About Andrew Gordon McGrath
Andrew Gordon Magrath (February 8, 1813 – April 9, 1893) was the last Confederate Governor of South Carolina from 1864 to 1865, having previously been a United States federal judge.
Early life and career
Born in Charleston, Magrath graduated from South Carolina College with an A.B. in 1831 and afterwards attended Harvard Law School for legal training. It was in Charleston, reading law under the guidance of James L. Petigru that Magrath gained knowledge of the law. Petigru also influenced his early political beliefs. Magrath was admitted to the South Carolina bar in 1835, entering private practice in Charleston, and was elected to the South Carolina House of Representatives in 1838 at the age of 25. He served until 1841 and was known as unionist or cooperationist. He thereafter remained in private practice in Charleston until 1856.
On May 9, 1856, Magrath was nominated by President Franklin Pierce to a seat on the United States District Court for the District of South Carolina vacated by Robert Budd Gilchrist. Magrath was confirmed by the United States Senate on May 12, 1856, and received commission the same day. It was there that he asserted Southern supremacy by striking down a piracy statute on the slave trade. Magrath resigned his judgeship when Abraham Lincoln was elected in 1860 to the presidency.

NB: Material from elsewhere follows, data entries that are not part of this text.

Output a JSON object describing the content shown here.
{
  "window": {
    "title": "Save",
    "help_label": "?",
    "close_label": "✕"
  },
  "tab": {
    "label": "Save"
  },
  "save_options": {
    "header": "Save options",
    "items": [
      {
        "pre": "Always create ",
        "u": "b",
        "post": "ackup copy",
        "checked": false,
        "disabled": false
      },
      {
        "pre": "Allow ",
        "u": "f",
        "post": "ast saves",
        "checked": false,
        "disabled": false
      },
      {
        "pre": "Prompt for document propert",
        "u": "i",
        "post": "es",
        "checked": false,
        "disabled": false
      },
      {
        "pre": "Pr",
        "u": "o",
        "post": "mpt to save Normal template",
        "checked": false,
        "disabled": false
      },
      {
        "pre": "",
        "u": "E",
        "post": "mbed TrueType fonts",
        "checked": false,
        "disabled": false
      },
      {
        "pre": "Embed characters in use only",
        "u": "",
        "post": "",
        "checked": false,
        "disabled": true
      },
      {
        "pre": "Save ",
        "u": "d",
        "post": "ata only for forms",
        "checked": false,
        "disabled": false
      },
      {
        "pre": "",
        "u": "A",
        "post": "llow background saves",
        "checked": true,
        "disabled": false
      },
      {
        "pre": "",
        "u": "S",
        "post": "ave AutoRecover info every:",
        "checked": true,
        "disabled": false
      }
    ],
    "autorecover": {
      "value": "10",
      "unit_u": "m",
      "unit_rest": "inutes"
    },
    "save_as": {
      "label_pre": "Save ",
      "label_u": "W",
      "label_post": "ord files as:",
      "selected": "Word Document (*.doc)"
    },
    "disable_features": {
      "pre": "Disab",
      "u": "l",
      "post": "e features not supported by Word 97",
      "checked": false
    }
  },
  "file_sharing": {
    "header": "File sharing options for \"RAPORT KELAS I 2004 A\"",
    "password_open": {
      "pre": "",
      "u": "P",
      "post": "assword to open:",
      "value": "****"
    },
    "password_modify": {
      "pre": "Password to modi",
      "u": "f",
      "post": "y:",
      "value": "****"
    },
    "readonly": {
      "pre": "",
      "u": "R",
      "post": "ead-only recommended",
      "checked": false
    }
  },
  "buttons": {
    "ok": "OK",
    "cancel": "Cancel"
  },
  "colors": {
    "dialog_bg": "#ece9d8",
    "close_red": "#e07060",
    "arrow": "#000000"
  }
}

In U.S. District court on the day after Lincoln's election, November 7, 1860, Magrath rose from the bench, saying:
In the political history of the United States, an event has happened of ominous import to fifteen slaveholding States. The State of which we are citizens has been always understood to have to have deliberately fixed its purpose whenever that event should happen. Feeling an assurance of what will be the action of the State, I consider it my duty, without delay, to prepare to obey its wishes. That preparation is made by the resignation of the office I have held. For the last time I have, as a Judge of the United States, administered the laws of the United States, within the limits of the State of South Carolina. While thus acting in obedience to a sense of duty, I cannot be indifferent to the emotions it must produce. That department of Government which. I believe, has best maintained its integrity and preserved its purity, has been suspended. So far as I am concerned, the Temple of Justice, raised under the Constitution of the United States, is now closed. If it shall be never again opened, I thank God that its doors have been closed before its altar has been desecrated with sacrifices to tyranny.
He was involved with the state's secession convention and became the Secretary of State for South Carolina in 1860.
In 1862, Magrath was appointed by Jefferson Davis as a Confederate district judge and on the bench he was noted for his opposition to the centralization of power by the Confederate government in Richmond. The South Carolina General Assembly appointed Magrath in December 1864 to be the Governor of South Carolina. He served for less than a year as governor and he was critical of continuing the struggle in the face of overwhelming Union forces. The Union Army arrested him on May 25, 1865 and sent him to Fort Pulaski for imprisonment.
Magrath was released in December and he resumed the practice of law in Charleston. On April 9, 1893, Magrath died in Charleston and was buried at Magnolia Cemetery.